PG Steve Nash | SG Jason Richardson | SF Grant Hill | PF Amar'e Stoudemire | C Robin Lopez* 














* Sacramento Kings (18-37)

Starters: 





































PG Tyreke Evans | SG Francisco Garcia | SF Omri Casspi | PF Carl Landry | C Jason Thompson
* 



*_Victory Advisory_*








*Suns have been placed on.....KICKSOMEASS!*​


----------



## Dissonance (Jul 21, 2004)

16-13, Suns 5:03 left. 


Amare off to strong start with 7 pts 

Nash is playing. Was a GT decision because of ab/back pain that has been bothering him. . Kinda wish he sat out to give him rest.


----------



## Dissonance (Jul 21, 2004)

27-25, Kings at the end of 1. 


Amare 9 pts (4-8) 2 rebs. Sat down late with 2 fouls. 



We have an Earl Clark sighting. Made a nice drive to the hoop and scored. Not a lot of energy overall it seems. Hopefully, bench can change that.


----------



## Dissonance (Jul 21, 2004)

33-30, Kings 8:41 left. 

Clark needs to slow it down a bit.
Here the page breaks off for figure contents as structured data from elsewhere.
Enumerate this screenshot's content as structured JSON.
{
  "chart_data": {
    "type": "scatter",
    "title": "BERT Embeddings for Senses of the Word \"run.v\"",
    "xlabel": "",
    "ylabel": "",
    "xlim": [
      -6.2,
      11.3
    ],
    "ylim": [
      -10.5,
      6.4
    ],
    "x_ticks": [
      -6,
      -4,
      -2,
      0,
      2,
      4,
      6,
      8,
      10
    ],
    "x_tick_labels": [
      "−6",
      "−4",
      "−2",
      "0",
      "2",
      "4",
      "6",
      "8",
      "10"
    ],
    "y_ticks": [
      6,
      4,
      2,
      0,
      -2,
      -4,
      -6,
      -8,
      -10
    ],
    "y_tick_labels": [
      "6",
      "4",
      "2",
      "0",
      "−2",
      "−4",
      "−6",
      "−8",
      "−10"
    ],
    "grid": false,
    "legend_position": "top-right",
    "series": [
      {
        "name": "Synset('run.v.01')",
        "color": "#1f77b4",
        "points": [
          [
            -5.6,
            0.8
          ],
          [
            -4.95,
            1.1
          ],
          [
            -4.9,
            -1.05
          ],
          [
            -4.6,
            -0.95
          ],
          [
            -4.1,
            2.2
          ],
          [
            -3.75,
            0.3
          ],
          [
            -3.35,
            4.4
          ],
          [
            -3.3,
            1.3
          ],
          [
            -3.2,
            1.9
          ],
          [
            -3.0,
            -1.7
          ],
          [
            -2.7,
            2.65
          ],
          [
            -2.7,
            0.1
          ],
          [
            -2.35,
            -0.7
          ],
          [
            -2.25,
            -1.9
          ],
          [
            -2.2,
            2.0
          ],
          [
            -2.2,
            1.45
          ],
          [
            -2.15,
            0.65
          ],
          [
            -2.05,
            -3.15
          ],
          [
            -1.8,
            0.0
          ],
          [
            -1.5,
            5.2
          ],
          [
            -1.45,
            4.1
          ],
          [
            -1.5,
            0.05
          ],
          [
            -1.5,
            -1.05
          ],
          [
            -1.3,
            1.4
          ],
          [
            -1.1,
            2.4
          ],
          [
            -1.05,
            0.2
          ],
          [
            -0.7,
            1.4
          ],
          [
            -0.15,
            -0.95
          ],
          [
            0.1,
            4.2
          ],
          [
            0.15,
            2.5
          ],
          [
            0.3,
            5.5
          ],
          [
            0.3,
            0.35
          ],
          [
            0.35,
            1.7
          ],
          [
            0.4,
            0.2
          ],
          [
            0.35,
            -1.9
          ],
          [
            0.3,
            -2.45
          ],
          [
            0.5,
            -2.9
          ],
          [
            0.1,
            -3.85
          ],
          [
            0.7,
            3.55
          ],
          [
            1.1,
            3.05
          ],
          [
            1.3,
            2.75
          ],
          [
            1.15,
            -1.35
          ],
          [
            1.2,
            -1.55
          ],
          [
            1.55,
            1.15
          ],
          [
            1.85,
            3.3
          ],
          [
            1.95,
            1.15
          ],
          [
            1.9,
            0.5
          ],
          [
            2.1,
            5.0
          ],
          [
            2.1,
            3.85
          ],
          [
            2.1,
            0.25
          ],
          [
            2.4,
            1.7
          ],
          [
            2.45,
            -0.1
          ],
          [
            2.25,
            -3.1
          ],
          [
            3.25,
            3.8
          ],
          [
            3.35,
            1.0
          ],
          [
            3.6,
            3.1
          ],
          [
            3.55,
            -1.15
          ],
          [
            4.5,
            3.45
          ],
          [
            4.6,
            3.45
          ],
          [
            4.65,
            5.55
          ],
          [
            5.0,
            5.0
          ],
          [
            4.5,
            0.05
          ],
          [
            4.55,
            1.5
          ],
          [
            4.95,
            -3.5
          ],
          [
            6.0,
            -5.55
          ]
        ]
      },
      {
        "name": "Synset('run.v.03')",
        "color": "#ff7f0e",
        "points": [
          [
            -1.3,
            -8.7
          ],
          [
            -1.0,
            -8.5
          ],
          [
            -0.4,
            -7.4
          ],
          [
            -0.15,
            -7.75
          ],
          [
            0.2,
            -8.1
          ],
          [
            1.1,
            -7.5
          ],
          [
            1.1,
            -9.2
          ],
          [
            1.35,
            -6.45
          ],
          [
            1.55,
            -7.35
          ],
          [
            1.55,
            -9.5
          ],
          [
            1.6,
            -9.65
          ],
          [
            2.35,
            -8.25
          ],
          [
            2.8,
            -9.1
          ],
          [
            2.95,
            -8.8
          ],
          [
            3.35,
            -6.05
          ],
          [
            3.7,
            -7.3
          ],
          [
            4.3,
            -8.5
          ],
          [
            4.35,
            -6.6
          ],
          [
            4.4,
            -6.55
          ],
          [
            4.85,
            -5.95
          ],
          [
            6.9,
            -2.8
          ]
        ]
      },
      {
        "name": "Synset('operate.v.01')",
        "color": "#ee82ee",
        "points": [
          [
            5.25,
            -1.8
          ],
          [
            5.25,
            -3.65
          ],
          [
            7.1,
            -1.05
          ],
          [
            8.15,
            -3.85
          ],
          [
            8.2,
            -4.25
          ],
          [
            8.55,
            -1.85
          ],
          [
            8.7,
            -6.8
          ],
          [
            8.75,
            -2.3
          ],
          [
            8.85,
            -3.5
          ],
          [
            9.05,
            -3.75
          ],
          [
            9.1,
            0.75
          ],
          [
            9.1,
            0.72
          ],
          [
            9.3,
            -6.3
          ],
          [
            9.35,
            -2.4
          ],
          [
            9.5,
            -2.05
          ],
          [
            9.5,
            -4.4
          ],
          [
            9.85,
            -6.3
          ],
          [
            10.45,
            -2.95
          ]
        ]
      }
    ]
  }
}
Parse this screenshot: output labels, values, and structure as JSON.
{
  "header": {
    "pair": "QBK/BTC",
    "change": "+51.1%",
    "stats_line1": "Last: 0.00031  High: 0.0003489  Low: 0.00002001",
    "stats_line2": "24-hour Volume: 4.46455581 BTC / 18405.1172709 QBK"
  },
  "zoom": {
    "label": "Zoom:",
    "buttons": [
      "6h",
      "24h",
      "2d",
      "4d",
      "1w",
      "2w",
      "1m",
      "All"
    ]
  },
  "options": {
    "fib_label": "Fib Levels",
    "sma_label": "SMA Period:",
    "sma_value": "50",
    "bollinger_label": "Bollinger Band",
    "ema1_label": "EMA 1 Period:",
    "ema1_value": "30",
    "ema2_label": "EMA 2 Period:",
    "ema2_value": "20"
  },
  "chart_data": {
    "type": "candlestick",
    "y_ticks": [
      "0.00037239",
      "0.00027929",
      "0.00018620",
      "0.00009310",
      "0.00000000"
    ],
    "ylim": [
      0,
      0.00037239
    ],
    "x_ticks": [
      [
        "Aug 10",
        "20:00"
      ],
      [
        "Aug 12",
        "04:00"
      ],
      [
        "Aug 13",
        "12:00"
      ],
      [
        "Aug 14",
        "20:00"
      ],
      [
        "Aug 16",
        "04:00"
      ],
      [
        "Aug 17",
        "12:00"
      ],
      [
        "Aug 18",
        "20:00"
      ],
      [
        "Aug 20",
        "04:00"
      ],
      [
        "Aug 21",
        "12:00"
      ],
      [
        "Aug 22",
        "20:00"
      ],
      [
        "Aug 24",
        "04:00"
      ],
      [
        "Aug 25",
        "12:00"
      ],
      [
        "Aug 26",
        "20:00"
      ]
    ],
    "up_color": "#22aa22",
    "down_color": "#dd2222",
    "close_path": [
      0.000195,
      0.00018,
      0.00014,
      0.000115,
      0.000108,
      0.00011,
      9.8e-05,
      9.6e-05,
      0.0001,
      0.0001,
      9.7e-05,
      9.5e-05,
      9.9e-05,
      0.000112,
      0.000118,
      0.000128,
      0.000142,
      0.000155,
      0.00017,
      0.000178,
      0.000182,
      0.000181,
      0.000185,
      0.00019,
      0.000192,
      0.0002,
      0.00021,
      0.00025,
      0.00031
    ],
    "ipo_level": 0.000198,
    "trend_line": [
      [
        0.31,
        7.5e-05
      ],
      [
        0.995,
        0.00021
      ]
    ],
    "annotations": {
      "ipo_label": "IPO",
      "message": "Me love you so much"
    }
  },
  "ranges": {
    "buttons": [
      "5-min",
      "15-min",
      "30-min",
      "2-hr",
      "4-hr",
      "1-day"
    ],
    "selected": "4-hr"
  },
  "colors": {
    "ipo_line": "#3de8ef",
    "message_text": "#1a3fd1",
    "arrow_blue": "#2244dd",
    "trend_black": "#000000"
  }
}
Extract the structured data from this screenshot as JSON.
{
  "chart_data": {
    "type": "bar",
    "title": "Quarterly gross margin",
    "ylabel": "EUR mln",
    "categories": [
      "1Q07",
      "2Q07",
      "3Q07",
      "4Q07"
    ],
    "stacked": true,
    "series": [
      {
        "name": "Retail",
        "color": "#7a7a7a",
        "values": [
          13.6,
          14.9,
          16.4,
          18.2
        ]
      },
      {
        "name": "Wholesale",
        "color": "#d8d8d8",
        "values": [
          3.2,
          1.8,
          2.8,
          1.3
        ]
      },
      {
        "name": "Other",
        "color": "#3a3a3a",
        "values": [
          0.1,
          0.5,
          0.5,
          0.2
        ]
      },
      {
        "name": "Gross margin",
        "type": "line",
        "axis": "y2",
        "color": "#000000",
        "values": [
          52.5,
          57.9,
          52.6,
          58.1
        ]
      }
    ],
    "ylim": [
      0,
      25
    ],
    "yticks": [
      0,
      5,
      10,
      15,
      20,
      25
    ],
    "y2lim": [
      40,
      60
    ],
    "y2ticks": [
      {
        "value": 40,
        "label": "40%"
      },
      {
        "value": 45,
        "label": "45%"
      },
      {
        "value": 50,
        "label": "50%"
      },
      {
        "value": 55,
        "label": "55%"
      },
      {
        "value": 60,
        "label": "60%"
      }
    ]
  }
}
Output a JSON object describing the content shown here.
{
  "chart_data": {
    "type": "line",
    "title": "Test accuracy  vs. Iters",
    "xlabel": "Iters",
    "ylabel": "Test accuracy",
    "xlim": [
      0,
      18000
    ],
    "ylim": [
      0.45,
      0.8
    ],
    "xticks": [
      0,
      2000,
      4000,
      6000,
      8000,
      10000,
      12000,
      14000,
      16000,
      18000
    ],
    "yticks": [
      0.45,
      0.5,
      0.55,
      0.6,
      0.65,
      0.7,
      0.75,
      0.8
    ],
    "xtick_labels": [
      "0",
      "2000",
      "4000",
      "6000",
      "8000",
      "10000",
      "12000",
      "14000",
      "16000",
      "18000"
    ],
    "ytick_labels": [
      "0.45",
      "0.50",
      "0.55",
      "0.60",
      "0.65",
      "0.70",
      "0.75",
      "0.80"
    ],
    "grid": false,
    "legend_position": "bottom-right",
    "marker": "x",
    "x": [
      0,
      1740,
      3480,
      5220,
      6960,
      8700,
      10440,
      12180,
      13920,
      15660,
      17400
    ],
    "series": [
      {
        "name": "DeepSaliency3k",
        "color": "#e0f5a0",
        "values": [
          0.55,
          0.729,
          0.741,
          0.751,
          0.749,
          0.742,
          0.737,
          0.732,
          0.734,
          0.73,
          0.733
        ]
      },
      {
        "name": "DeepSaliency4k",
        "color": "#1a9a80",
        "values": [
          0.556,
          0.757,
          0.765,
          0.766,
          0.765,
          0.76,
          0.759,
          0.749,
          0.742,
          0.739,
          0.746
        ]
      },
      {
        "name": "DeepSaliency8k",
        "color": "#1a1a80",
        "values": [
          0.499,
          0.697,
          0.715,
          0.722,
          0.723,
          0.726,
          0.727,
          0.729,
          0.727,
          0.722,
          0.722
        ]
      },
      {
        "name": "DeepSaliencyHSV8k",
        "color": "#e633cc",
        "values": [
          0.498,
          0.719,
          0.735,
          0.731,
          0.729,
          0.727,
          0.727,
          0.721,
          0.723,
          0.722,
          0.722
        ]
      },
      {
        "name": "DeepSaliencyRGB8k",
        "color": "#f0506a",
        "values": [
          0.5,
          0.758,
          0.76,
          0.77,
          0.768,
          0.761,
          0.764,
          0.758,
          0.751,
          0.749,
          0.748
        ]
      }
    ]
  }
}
Plays so nervously.


----------



## Dissonance (Jul 21, 2004)

Jrich has decided not to suck for once. 12 pts (4-7) 2-3 from 3.


----------



## Dissonance (Jul 21, 2004)

Jrich got a revesrse jam. Few plays later drills a 3. 17 pts.


Nash with 10 assists. 


Damn, Jrich from 20 ft to tie it.


----------



## Dissonance (Jul 21, 2004)

Give up a 3, and then awful play and shot after a TO. Argh.

54-51, Kings at the half

Jrich 19 pts (7-11) 3-4 from 3, 3 rebs


----------



## Dissonance (Jul 21, 2004)

Suns outscoring Kings 21-9 in this 3rd.

72-63, Suns with 2:35 left


----------



## Dissonance (Jul 21, 2004)

75-69, Suns at the end of 3.

Nash has 16 assists.


----------



## Dissonance (Jul 21, 2004)

Dragic on the fast break, finds Hill for the dunk. He's so fast with it. Nice pass too.

Suns 5-0 run start 4th.


----------



## Dissonance (Jul 21, 2004)

Getting a little sloppy both sides now. Before it was just the Kings.


87-77, Suns 5:58 left. 

Looks like Nash is coming back.


----------



## Dissonance (Jul 21, 2004)

Amare just fighting inside rebounding and putting it back.

19 pts, 15 rebs now.


----------



## Dissonance (Jul 21, 2004)

*Suns 104, Kings 88*

Jrich 26 pts (10-18) 4-6 from 3, 7 rebs 

Amare 19 pts (8-19), 14 rebs (they took 1 away apparently)

Nash 11 pts, 17 assists, 4 rebs


----------



## Seuss (Aug 19, 2005)

They wanted Nash to get the 20 assist game to beat Kevin Johnson's old record of most 20 assist games.


----------



## Dissonance (Jul 21, 2004)

Yeah, I heard Scott Williams rooting it on. But I don't know, they did put him back in when Kings edged closer. No need to risk anything, if that were the case. He'll get it eventually. 


With the win and Spurs loss, we're 1 1/2 games ahead of them in 6th spot and just a half game back from OKC. Coincidently, we have the Thunder coming up at their place on Tuesday. Big game. Suns won 8 out of 10. They've won 9 in a row.

Durant has 28 games in a row with 25 pts or more.


----------



## MeirToTheWise (Nov 9, 2005)

Glad the Suns beat a team they were supposed to beat. That game against OKC is going to be huge considering playoff seedings.


----------